Evelyn Marie Fisher, my great-aunt and the matriarch of our large family, known affectionately among us as "Babe", passed away September 1st. She was 92. Six weeks ago we learned, somewhat accidentally, that she had cancer but we chose not to tell her. Instead, my cousins brought her home from the hospital to her little house where we've had so many family gatherings, and surrounded her with love and light until she went to be with the angels. Father Gerry was called in to give Aunt Babe the Last Rites. While he was there, my cousin Cheryl said, "It's okay, Mama, you can go home to Daddy now." My auntie replied with typical aplomb, "Why? I'm not dying today." And, good as her word as always, she hung on for two more days. I think she did so just to prove the priest wrong. The love of being right is a trait that runs deep among the women in my family.
I adored her. She was unfailingly supportive of me. When I announced my engagement several years ago she called me and said, "I'm so happy for you, honey! You should be married.
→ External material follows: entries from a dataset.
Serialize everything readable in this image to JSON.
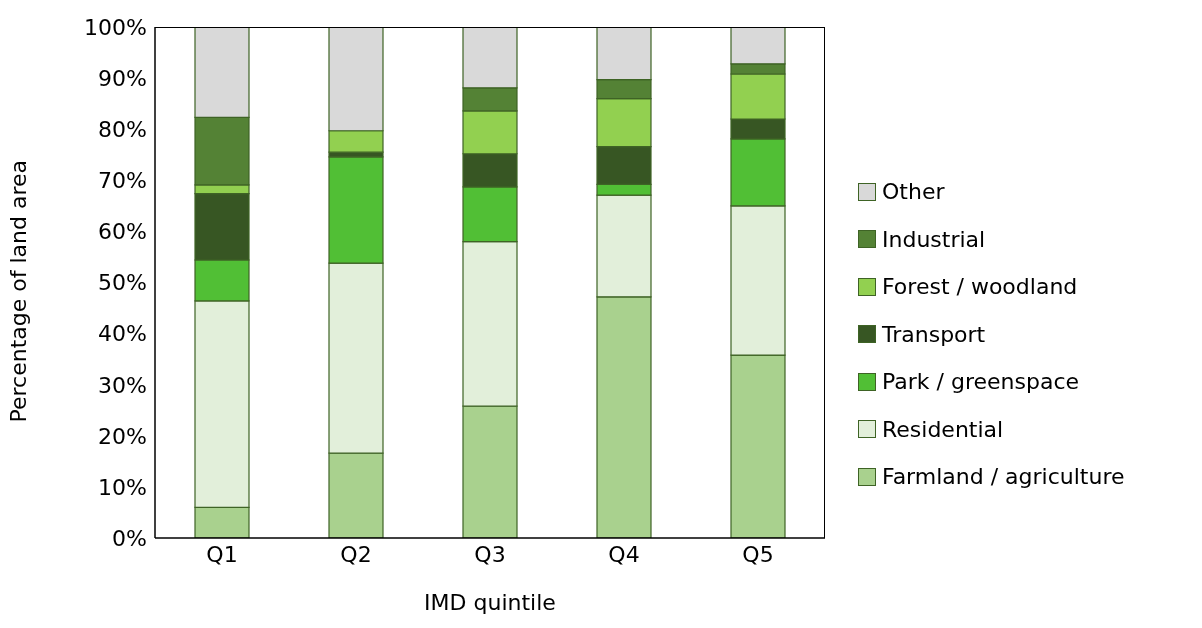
{
  "chart_data": {
    "type": "bar",
    "stacked": true,
    "xlabel": "IMD quintile",
    "ylabel": "Percentage of land area",
    "categories": [
      "Q1",
      "Q2",
      "Q3",
      "Q4",
      "Q5"
    ],
    "series": [
      {
        "name": "Farmland / agriculture",
        "color": "#a9d18e",
        "values": [
          6.0,
          16.6,
          25.8,
          47.2,
          35.8
        ]
      },
      {
        "name": "Residential",
        "color": "#e2efda",
        "values": [
          40.4,
          37.2,
          32.2,
          19.9,
          29.2
        ]
      },
      {
        "name": "Park / greenspace",
        "color": "#51bf35",
        "values": [
          8.0,
          20.8,
          10.7,
          2.1,
          13.1
        ]
      },
      {
        "name": "Transport",
        "color": "#375623",
        "values": [
          13.0,
          0.9,
          6.5,
          7.4,
          3.9
        ]
      },
      {
        "name": "Forest / woodland",
        "color": "#92d050",
        "values": [
          1.7,
          4.2,
          8.4,
          9.4,
          8.8
        ]
      },
      {
        "name": "Industrial",
        "color": "#548235",
        "values": [
          13.2,
          0,
          4.5,
          3.7,
          2.0
        ]
      },
      {
        "name": "Other",
        "color": "#d9d9d9",
        "values": [
          17.7,
          20.3,
          11.9,
          10.3,
          7.2
        ]
      }
    ],
    "ylim": [
      0,
      100
    ],
    "yticks": [
      {
        "value": 0,
        "label": "0%"
      },
      {
        "value": 10,
        "label": "10%"
      },
      {
        "value": 20,
        "label": "20%"
      },
      {
        "value": 30,
        "label": "30%"
      },
      {
        "value": 40,
        "label": "40%"
      },
      {
        "value": 50,
        "label": "50%"
      },
      {
        "value": 60,
        "label": "60%"
      },
      {
        "value": 70,
        "label": "70%"
      },
      {
        "value": 80,
        "label": "80%"
      },
      {
        "value": 90,
        "label": "90%"
      },
      {
        "value": 100,
        "label": "100%"
      }
    ],
    "grid": false,
    "legend": "right"
  }
}
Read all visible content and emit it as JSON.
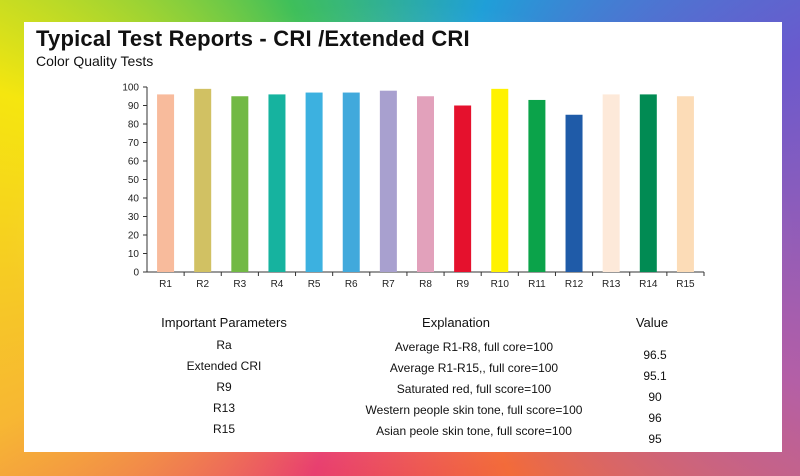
{
  "header": {
    "title": "Typical Test Reports - CRI /Extended CRI",
    "subtitle": "Color Quality Tests"
  },
  "chart_data": {
    "type": "bar",
    "categories": [
      "R1",
      "R2",
      "R3",
      "R4",
      "R5",
      "R6",
      "R7",
      "R8",
      "R9",
      "R10",
      "R11",
      "R12",
      "R13",
      "R14",
      "R15"
    ],
    "values": [
      96,
      99,
      95,
      96,
      97,
      97,
      98,
      95,
      90,
      99,
      93,
      85,
      96,
      96,
      95
    ],
    "colors": [
      "#f8bb9c",
      "#d1c163",
      "#72b945",
      "#16b39f",
      "#3cb1e0",
      "#41a9dc",
      "#a8a0cf",
      "#e2a1bb",
      "#e5112d",
      "#fff200",
      "#0ba34a",
      "#1f5ba8",
      "#fde9d9",
      "#018b53",
      "#fcdcb7"
    ],
    "ylim": [
      0,
      100
    ],
    "yticks": [
      0,
      10,
      20,
      30,
      40,
      50,
      60,
      70,
      80,
      90,
      100
    ],
    "grid": false,
    "title": "",
    "xlabel": "",
    "ylabel": ""
  },
  "table": {
    "headers": {
      "param": "Important Parameters",
      "explanation": "Explanation",
      "value": "Value"
    },
    "params": [
      "Ra",
      "Extended CRI",
      "R9",
      "R13",
      "R15"
    ],
    "explanations": [
      "Average R1-R8, full core=100",
      "Average R1-R15,, full core=100",
      "Saturated red, full score=100",
      "Western people skin tone, full score=100",
      "Asian peole skin tone, full score=100"
    ],
    "values": [
      "96.5",
      "95.1",
      "90",
      "96",
      "95"
    ]
  }
}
You'll be so happy." Six months later when I broke that engagement she called me to say, "Bah! Who needs a husband? Marriage is not all it's cracked up to be." She and my grandmother (her sister) always took my side in my frequent arguments with my younger brother, and it is an eternal mystery to me why he ever bothered to try to rat me out to either of them. Breaking up a fistfight between my younger brother and I on her side porch one summer when I was about 8, she famously referred to him as "that heifer", forever earning my absolute loyalty and admiration. It was my Aunt Babe who taught me that any unkind remark about someone can be made less terrible by adding "bless her heart" to the end of it, that if you burn a cake you can just saw the bottom off of it and serve it anyway with lots of frosting, that swear words should be whispered, and that the best cure for any heartbreak is a good cry and a talk with the women who love you.
She guided us all with humor, grace, and fierce strength. Our lives are the richer for having known her and we are now poorer in her absence. "Eternal rest grant unto her O Lord, and let perpetual light shine upon her. May she rest in peace. Amen."